Biology, in reality, is anything but basic. Unfortunately, transgender and intersex people are simply too complex (the scientific term is “fucky”) to jam into Angus and Ethan, who took year 11 biology to cut up frogs. This doesn’t mean that whatever’s beyond the high school curriculum doesn’t exist. Biology is a beautifully infuriating science: the platypus lays eggs but is a mammal; there are over 900 species of Eucalyptus; the bluestreak cleaner wrasse, barramundi, and clownfish change sex as they mature and live in harems. Western science is not an end-all justification for everything. It’s subject to change, overwriting itself as we come to understand the world around us more.
Finally, the most irritating part, transitioning, is overwhelmingly the remedy for gender dysphoria. A review from Cornell University showed that 51 of the 55 available studies found that gender transition improved trans individuals’ overall well-being. Gender-affirming surgery has some of the lowest regret rates of any surgery available.
These gender transition studies exist in spite of the health field’s biased funding and samples, especially for women and other minorities. Research in medicine is famously filled with racial biases that lead to worse health outcomes and poorer treatment decisions. Similarly, trans people are famously understudied, and most studies that have been conducted have small samples. This, in turn, affects transgender healthcare, with even worse outcomes for transgender individuals of colour. I’m sure if you’re reading this and are on hormonal replacement therapy (HRT), you’ve heard the line: “Could this be a result of the hormonal replacement therapy?” The last time this happened to me, it was acid reflux from eating pasta with lemonade. Our bodies are still barely understood by the wider medical field, and it feels like there isn’t an effort to try and understand.
I wouldn’t be here if I were made to wait any longer for testosterone. If I didn’t get to socially transition at 16, I wouldn’t have graduated high school.

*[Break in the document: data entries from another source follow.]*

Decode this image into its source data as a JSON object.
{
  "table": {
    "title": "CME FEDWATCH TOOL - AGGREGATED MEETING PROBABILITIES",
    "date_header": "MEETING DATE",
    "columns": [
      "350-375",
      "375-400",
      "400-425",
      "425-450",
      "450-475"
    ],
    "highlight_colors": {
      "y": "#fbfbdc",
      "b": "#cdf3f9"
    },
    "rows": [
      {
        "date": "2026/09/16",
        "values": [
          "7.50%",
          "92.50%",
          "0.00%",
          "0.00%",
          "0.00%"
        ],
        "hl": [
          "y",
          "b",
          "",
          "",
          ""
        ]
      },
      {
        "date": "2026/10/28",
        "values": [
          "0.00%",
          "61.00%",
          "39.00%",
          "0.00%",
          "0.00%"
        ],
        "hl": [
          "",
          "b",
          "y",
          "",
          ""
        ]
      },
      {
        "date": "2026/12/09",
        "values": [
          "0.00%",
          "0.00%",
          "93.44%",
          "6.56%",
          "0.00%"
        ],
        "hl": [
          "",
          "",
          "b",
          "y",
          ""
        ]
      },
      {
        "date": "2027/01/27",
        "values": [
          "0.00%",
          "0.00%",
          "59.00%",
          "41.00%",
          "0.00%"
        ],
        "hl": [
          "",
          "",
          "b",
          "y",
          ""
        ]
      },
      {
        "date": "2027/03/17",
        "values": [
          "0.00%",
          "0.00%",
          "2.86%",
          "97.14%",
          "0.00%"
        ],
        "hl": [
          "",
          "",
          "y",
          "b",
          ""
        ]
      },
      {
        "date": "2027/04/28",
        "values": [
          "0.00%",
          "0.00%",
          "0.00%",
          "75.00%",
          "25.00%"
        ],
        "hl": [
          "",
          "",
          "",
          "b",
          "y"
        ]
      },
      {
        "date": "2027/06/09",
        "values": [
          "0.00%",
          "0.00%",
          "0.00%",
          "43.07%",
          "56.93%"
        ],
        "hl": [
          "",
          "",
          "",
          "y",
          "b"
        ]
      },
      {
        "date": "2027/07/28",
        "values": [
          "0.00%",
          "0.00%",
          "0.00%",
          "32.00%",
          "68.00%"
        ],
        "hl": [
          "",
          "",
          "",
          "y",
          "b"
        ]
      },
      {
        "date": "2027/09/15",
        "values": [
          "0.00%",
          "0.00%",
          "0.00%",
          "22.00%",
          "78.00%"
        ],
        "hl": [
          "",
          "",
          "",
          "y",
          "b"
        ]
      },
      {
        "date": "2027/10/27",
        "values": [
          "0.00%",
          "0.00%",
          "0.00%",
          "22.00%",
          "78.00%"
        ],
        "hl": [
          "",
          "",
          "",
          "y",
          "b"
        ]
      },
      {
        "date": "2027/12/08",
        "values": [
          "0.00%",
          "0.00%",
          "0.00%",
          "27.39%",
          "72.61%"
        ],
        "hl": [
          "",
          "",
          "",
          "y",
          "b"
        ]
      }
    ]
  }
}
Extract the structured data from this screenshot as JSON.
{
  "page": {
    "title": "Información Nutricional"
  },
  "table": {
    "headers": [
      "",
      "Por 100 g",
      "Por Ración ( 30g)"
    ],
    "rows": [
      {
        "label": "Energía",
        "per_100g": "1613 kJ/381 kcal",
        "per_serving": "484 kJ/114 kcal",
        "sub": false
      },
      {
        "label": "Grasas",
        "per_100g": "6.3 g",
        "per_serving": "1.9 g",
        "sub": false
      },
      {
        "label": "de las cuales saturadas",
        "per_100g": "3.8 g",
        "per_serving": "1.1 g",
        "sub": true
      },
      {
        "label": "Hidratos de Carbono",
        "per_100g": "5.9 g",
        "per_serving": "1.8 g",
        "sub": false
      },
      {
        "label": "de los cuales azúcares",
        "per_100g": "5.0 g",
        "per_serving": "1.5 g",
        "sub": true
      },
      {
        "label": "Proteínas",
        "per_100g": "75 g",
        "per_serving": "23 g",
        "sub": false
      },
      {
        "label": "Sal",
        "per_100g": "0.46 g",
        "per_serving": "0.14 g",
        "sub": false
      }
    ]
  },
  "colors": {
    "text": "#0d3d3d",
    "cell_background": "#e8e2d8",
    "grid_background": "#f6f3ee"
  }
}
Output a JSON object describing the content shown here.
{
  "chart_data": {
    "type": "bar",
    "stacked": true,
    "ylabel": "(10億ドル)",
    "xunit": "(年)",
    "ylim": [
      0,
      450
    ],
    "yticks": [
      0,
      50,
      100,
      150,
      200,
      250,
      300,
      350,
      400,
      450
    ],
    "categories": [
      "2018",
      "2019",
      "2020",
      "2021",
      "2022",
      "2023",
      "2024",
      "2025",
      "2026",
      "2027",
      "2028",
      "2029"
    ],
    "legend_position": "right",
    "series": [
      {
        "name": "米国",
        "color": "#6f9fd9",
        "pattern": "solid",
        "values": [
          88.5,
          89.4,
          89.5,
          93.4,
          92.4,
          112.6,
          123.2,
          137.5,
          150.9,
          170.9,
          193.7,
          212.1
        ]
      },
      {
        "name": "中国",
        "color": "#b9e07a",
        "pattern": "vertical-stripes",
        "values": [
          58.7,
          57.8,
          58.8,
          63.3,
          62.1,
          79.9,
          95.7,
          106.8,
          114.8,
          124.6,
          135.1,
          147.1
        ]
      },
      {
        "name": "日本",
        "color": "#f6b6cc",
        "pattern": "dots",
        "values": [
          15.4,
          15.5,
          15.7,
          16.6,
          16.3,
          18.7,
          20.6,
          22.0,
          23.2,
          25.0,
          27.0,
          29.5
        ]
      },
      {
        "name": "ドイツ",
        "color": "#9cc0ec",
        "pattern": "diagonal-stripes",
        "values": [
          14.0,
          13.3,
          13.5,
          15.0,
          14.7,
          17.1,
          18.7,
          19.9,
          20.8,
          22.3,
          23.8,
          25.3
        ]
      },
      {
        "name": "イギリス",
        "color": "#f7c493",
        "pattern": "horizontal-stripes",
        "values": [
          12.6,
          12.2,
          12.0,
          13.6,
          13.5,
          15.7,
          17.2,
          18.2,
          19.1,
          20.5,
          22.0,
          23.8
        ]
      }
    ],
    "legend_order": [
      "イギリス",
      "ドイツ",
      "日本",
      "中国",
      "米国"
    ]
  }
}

My whole adolescence felt like being cocooned in black hoodies and r/asktransgender posts, and my friends were in the same boat. Transitioning saved our lives, hopefully letting us become slightly less maladjusted young adults. But transphobes don’t give a shit about us. Most haven’t even seen a trans before. We’re simply an easy scapegoat to distract from wider-ranging structural issues in society. Genocide is ok, but if Madeline gets to play casual soccer on a women’s team, the end times are coming and the American empire will fall. Gender ideology is coming for your kids, so vote for the coalition and have books banned, First Nations flags removed, and $9 bottles of milk. Good god, I’m exhausted, what the hell did we do?
The coelacanth didn’t wait until it was found alive to keep existing. The clownfish doesn’t need a troupe of specialists to change sex. Why do I need my existence to be peer-reviewed?